The tail pushes the water as it moves to the side, then sends the water twirling away as it stops to change direction.
Sharks were thought to produce two rings at that point, one small and one large one because of the shape of the tail, and that’s what happens with the robotic tail.

But in reality, a shark’s tail spins off the second ring right as it reaches the midline of the animal, Flammang and her colleagues report in the 22 December issue of the Proceedings of the Royal Society B.
That ring is larger and connects to the ring generated at the end of the tail flick.
“That provides a big advantage,” Flammang says.
Instead of just getting a push as the tail reaches the extent of its bend, the shark has added thrust midswing.
“It may be allowing the animal to produce almost continuous thrust.”
Flammang thinks the shark uses the muscle she characterized to stiffen the tail midswing, changing its shape slightly, to throw off the extra vortex.

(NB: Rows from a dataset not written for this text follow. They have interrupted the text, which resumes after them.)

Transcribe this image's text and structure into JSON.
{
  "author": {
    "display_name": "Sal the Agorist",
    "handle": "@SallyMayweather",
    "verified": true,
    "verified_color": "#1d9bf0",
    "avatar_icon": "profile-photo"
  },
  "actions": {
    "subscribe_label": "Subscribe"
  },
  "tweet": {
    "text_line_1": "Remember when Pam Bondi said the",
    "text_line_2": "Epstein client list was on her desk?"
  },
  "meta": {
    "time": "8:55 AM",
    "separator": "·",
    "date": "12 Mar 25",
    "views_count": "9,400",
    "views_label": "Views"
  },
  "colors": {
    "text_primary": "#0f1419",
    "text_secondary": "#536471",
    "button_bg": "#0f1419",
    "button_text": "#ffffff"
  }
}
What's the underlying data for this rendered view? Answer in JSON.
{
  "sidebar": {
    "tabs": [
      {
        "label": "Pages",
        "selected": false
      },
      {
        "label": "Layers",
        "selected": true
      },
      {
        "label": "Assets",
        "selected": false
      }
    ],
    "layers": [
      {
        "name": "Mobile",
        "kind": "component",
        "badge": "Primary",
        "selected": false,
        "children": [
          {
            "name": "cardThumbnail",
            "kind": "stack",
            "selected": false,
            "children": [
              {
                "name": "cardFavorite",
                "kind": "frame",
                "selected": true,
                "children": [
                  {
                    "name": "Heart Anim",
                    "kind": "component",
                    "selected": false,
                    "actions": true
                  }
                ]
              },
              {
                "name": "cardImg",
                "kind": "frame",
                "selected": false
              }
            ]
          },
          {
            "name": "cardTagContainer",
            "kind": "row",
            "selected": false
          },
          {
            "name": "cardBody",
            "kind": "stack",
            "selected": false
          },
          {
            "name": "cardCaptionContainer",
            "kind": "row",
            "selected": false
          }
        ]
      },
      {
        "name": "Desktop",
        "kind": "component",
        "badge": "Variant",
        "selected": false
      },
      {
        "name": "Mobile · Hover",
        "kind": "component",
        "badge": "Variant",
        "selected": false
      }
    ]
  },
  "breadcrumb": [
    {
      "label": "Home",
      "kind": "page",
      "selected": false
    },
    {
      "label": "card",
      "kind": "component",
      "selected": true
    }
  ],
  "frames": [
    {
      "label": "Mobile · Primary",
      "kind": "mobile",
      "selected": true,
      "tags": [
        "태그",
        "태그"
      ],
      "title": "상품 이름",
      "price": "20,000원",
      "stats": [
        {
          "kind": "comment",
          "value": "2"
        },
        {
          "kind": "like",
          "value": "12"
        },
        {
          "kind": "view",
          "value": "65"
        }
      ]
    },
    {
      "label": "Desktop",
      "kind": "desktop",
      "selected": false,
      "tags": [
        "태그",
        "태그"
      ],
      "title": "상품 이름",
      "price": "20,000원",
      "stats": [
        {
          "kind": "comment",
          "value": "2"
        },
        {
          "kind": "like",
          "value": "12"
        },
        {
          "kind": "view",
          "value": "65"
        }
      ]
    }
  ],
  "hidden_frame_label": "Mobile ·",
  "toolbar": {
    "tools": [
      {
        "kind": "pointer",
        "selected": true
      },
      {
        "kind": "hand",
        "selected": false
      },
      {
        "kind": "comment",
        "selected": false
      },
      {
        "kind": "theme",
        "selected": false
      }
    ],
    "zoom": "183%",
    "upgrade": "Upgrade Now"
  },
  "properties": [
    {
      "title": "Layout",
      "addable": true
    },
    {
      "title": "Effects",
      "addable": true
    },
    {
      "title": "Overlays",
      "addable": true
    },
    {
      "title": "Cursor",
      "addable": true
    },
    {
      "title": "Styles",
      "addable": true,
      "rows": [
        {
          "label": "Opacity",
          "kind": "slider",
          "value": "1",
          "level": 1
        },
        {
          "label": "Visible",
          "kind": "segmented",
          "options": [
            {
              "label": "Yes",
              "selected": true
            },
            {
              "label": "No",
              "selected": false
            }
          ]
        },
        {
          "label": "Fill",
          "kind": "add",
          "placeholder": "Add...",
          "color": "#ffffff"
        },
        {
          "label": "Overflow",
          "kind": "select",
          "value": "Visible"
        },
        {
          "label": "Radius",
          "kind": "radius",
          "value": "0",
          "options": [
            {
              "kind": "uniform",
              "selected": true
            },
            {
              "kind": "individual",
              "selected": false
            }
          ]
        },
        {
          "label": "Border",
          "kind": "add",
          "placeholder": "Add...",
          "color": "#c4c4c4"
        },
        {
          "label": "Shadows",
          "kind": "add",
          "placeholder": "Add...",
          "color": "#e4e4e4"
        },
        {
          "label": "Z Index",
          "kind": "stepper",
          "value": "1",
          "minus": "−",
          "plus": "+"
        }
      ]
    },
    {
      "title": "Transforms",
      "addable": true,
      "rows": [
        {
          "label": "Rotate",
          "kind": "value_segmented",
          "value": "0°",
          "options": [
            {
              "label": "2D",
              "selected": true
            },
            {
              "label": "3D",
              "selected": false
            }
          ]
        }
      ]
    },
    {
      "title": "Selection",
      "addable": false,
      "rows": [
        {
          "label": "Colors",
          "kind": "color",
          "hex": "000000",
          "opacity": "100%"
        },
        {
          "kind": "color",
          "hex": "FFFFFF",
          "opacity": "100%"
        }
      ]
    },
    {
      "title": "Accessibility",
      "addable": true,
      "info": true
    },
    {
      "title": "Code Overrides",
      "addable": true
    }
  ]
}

The mako shark is the fastest shark in the sea, giving it a distinct advantage over its prey.
Learn what makes the mako shark swim so fast on Discovery Channel's "Perfect Predators."

“The shark has one more degree of sophistication” in generating thrust, says Michael Triantafyllou, an ocean engineer at the Massachusetts Institute of Technology in Cambridge.
“Such observations can lead to better designs” for underwater vehicles, he notes, though he cautions that designing shape-shifting components “seems to complicate things.”
However, Flammang is undaunted: “I would like to build a fully functioning shark tail model that can [change] the stiffness.”